Linda To Kit-lai, executive director of the HER Fund, says upholding accountability is particularly important for charities like hers. The group derives income from fundraisers and private donations.
"Our existence depends on the support from our donors, who have every right to know how we are spending their money," says To. "Maintaining transparency entails a cost, but if you think it is something worth doing, you will do it. We pay our auditor about HK$4,000 a year, and we have no hesitation paying that fee."
However, a proposal to set up a commission as the sole regulatory body for charities is more controversial.
This commission would be empowered to investigate problematic charities; suspend or remove their trustees, directors and officers in cases of misconduct or mismanagement; and even deregister a charity when it fails to comply with legal obligations.
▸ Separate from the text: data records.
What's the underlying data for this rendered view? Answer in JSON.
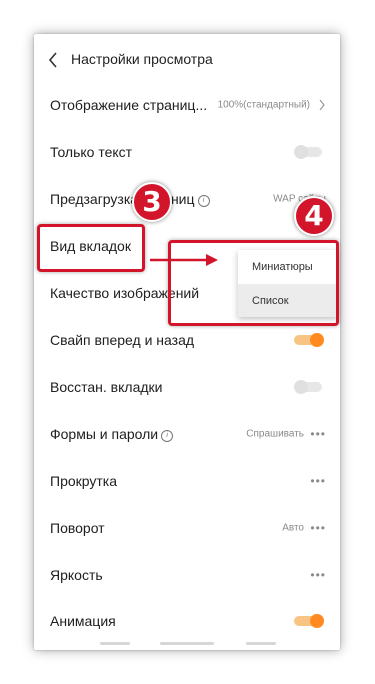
{
  "header": {
    "title": "Настройки просмотра"
  },
  "rows": [
    {
      "label": "Отображение страниц...",
      "value": "100%(стандартный)"
    },
    {
      "label": "Только текст"
    },
    {
      "label": "Предзагрузка страниц",
      "value": "WAP сайты"
    },
    {
      "label": "Вид вкладок"
    },
    {
      "label": "Качество изображений"
    },
    {
      "label": "Свайп вперед и назад"
    },
    {
      "label": "Восстан. вкладки"
    },
    {
      "label": "Формы и пароли",
      "value": "Спрашивать"
    },
    {
      "label": "Прокрутка"
    },
    {
      "label": "Поворот",
      "value": "Авто"
    },
    {
      "label": "Яркость"
    },
    {
      "label": "Анимация"
    }
  ],
  "toggles": {
    "text_only": false,
    "swipe": true,
    "restore_tabs": false,
    "animation": true
  },
  "dropdown": {
    "options": [
      "Миниатюры",
      "Список"
    ],
    "selected": "Список"
  },
  "annotations": {
    "step_a": "3",
    "step_b": "4"
  },
  "colors": {
    "accent": "#ff8a1f",
    "annotation": "#d2152b"
  }
}
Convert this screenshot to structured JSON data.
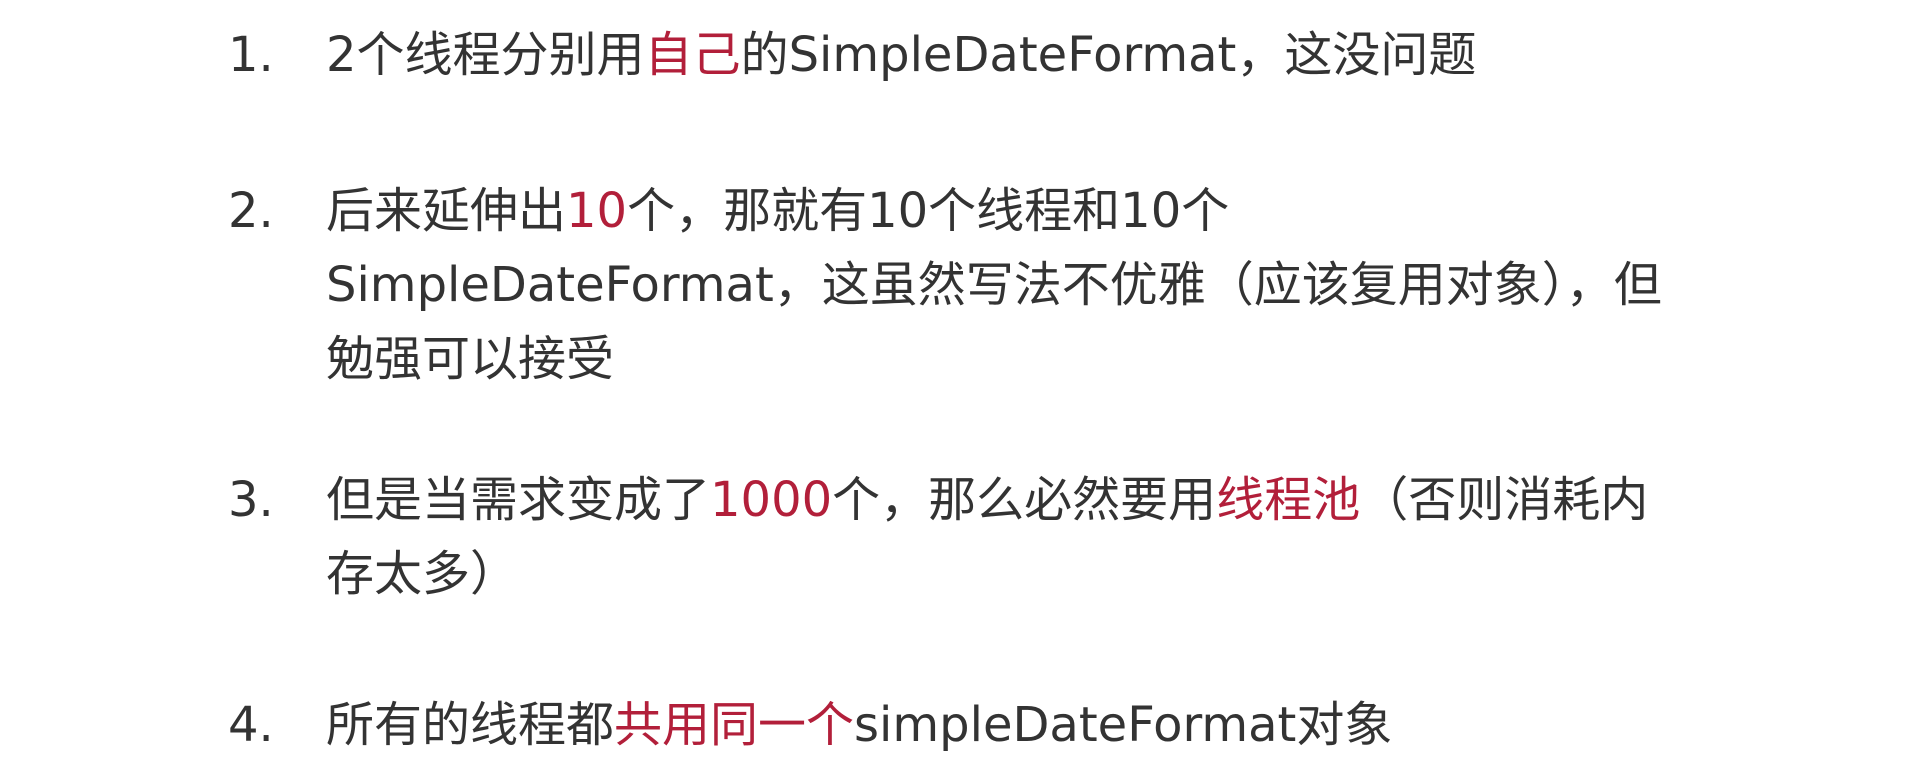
{
  "items": [
    {
      "number": "1.",
      "segments": [
        {
          "text": "2个线程分别用",
          "highlight": false
        },
        {
          "text": "自己",
          "highlight": true
        },
        {
          "text": "的SimpleDateFormat，这没问题",
          "highlight": false
        }
      ]
    },
    {
      "number": "2.",
      "segments": [
        {
          "text": "后来延伸出",
          "highlight": false
        },
        {
          "text": "10",
          "highlight": true
        },
        {
          "text": "个，那就有10个线程和10个SimpleDateFormat，这虽然写法不优雅（应该复用对象），但勉强可以接受",
          "highlight": false
        }
      ]
    },
    {
      "number": "3.",
      "segments": [
        {
          "text": "但是当需求变成了",
          "highlight": false
        },
        {
          "text": "1000",
          "highlight": true
        },
        {
          "text": "个，那么必然要用",
          "highlight": false
        },
        {
          "text": "线程池",
          "highlight": true
        },
        {
          "text": "（否则消耗内存太多）",
          "highlight": false
        }
      ]
    },
    {
      "number": "4.",
      "segments": [
        {
          "text": "所有的线程都",
          "highlight": false
        },
        {
          "text": "共用同一个",
          "highlight": true
        },
        {
          "text": "simpleDateFormat对象",
          "highlight": false
        }
      ]
    }
  ],
  "colors": {
    "text": "#333333",
    "highlight": "#b21f3a",
    "background": "#ffffff"
  }
}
NGO leaders such as To worry about vesting too much power in one body. "There are no details with regards to the make-up of the commission. Will all members be pro-government? We need diverse voices," she says.
Church groups conducting underground activities in the mainland are concerned about government interference and the possible suppression of charities, says Bernard Chan, who chairs the sub-committee drafting law recommendations. Although countries such as Britain have instituted such a law, Chan reckons it will be a challenge to do the same in Hong Kong amid a politically polarised environment.
"There's a lack of trust in the government," he says. "But maintaining the status quo [on how charities are monitored] cannot be the solution either."
It may be a few years before there is a charity law in Hong Kong. In the meantime, Chan says civil society must hold charities to their mission. "[Pressure from] donors is an effective means to facilitate NGO transparency. I hope it won't take a big scandal or crisis before we can work on the monitoring and regulation of charities," he says.